Here’s the quick summary of the opioid epidemic: In the 1990s, doctors were under enormous pressure to treat pain as a serious medical issue — with good reason, as roughly one-third of Americans suffer from chronic pain, according to a 2011 report from the Institute of Medicine. With encouragement from pharmaceutical companies through an aggressive marketing campaign, doctors prescribed excessive numbers of opioid painkillers — getting a lot of people hooked on the drugs and letting excess painkillers flood the black market. Opioid painkiller overdoses steadily increased, reaching epidemic levels by the 2010s.
Over time, these opioid users developed a tolerance and sought a better high. They turned to heroin, which has long been cheaper, more potent, and — especially after the government crackdown on painkillers to fight addiction — more available than opioid painkillers. As a result, heroin deaths rose. (A 2015 analysis from the Centers for Disease Control and Prevention found that people who are addicted to prescription painkillers are 40 times more likely to be addicted to heroin.)

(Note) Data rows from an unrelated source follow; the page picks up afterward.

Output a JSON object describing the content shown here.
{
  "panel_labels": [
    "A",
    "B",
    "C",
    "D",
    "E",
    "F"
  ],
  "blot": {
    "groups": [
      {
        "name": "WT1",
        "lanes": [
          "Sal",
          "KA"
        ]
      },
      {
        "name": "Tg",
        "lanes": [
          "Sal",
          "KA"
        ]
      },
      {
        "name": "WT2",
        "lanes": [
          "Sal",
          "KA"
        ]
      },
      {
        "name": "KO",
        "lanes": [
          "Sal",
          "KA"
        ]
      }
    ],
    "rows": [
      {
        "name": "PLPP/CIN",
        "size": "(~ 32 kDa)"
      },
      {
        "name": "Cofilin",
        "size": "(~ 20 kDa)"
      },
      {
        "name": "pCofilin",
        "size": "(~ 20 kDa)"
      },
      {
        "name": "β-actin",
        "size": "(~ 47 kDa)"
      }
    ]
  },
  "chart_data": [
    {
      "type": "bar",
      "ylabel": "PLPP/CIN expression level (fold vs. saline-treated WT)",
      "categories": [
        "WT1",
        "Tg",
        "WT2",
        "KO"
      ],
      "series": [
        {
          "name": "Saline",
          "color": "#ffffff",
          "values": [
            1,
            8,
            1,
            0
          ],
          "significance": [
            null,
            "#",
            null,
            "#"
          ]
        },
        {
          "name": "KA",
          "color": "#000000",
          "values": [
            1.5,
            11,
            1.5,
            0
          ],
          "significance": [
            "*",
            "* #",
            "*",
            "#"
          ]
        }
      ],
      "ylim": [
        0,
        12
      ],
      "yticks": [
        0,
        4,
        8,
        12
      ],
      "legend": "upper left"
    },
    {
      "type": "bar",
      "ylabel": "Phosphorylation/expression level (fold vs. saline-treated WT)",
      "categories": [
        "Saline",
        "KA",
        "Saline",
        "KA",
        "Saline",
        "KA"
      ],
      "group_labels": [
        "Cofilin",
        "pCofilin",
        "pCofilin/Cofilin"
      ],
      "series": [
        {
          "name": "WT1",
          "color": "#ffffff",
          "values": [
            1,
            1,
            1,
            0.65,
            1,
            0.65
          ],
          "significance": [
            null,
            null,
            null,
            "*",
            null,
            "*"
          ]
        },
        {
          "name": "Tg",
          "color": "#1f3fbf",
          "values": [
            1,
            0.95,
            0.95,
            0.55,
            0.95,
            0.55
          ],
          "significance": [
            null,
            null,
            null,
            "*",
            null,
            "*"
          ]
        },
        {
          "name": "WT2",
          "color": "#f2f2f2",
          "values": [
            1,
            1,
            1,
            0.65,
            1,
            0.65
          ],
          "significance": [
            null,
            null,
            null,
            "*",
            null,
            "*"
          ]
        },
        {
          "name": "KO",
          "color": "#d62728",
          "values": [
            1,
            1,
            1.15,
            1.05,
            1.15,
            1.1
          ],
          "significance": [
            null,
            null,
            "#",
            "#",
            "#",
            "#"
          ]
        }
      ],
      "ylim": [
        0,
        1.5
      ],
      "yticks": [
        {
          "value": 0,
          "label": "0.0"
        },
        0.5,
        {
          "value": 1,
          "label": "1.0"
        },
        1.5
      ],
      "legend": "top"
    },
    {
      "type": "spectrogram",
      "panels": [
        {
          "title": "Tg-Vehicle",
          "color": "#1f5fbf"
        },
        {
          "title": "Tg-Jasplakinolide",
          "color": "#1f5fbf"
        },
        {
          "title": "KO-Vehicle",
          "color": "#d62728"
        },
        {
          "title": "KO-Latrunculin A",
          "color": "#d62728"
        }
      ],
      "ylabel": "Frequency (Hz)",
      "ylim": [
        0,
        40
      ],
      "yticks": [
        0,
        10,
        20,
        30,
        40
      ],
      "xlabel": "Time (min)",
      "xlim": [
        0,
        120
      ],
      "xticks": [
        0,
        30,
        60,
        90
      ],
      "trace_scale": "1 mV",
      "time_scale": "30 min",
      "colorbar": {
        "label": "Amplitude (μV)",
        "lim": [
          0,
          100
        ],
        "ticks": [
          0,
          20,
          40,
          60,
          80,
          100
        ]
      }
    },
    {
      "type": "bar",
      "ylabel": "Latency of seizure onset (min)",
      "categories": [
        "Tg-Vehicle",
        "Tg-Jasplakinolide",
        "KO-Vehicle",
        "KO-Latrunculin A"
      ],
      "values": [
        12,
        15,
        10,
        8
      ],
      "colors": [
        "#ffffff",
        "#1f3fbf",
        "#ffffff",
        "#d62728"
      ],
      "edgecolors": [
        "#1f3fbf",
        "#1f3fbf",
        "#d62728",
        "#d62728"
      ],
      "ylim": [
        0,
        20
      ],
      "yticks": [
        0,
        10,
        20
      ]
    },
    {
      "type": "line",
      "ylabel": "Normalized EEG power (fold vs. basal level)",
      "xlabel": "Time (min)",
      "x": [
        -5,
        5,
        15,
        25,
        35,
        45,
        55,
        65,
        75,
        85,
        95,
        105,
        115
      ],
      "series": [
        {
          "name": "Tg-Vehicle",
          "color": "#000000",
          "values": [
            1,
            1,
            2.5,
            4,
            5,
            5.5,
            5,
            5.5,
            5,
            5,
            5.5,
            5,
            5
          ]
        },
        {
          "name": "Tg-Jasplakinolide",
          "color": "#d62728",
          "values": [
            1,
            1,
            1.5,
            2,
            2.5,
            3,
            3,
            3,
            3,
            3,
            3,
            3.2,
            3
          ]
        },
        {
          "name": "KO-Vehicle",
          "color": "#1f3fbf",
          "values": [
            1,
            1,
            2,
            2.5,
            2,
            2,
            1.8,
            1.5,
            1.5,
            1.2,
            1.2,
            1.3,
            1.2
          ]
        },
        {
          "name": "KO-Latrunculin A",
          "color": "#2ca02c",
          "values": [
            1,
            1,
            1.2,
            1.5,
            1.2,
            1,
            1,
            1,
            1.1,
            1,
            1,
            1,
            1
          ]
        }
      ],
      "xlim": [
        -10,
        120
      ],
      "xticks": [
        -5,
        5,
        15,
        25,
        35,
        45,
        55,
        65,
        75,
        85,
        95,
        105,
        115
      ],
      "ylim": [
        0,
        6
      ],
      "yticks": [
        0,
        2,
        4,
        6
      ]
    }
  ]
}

With heavy emphasis on the fact the research on kratom is by no means conclusive, it seems kratom could help mitigate this epidemic by substituting opioid painkillers for some pain patients. Since kratom doesn’t appear to cause deadly overdoses frequently or at all while opioid painkillers do, replacing opioids with kratom could prove a public health gain. And since kratom doesn’t appear to cause the kind of addiction that leads to heroin use, it could also stop people from getting on a pathway to a much more dangerous, deadlier drug.
But once legal supplies are shut down on September 30 for two years — and perhaps longer if the DEA decides to keep kratom as a schedule 1 drug — pain patients are no longer going to be able to legally access the drug. If that forces them to turn to opioid painkillers or, worse, heroin, that could be a horrible outcome for public health.
The DEA has good reason under the current legal framework to act in this way — as noted above, there’s just not enough research to determine kratom’s full medical efficacy and safety. But kratom’s potential and the ongoing threat of the opioid epidemic suggest that the current legal framework is perhaps too rigid for a world with bigger, more pressing public health crises than a drug that’s not even proven to be unsafe.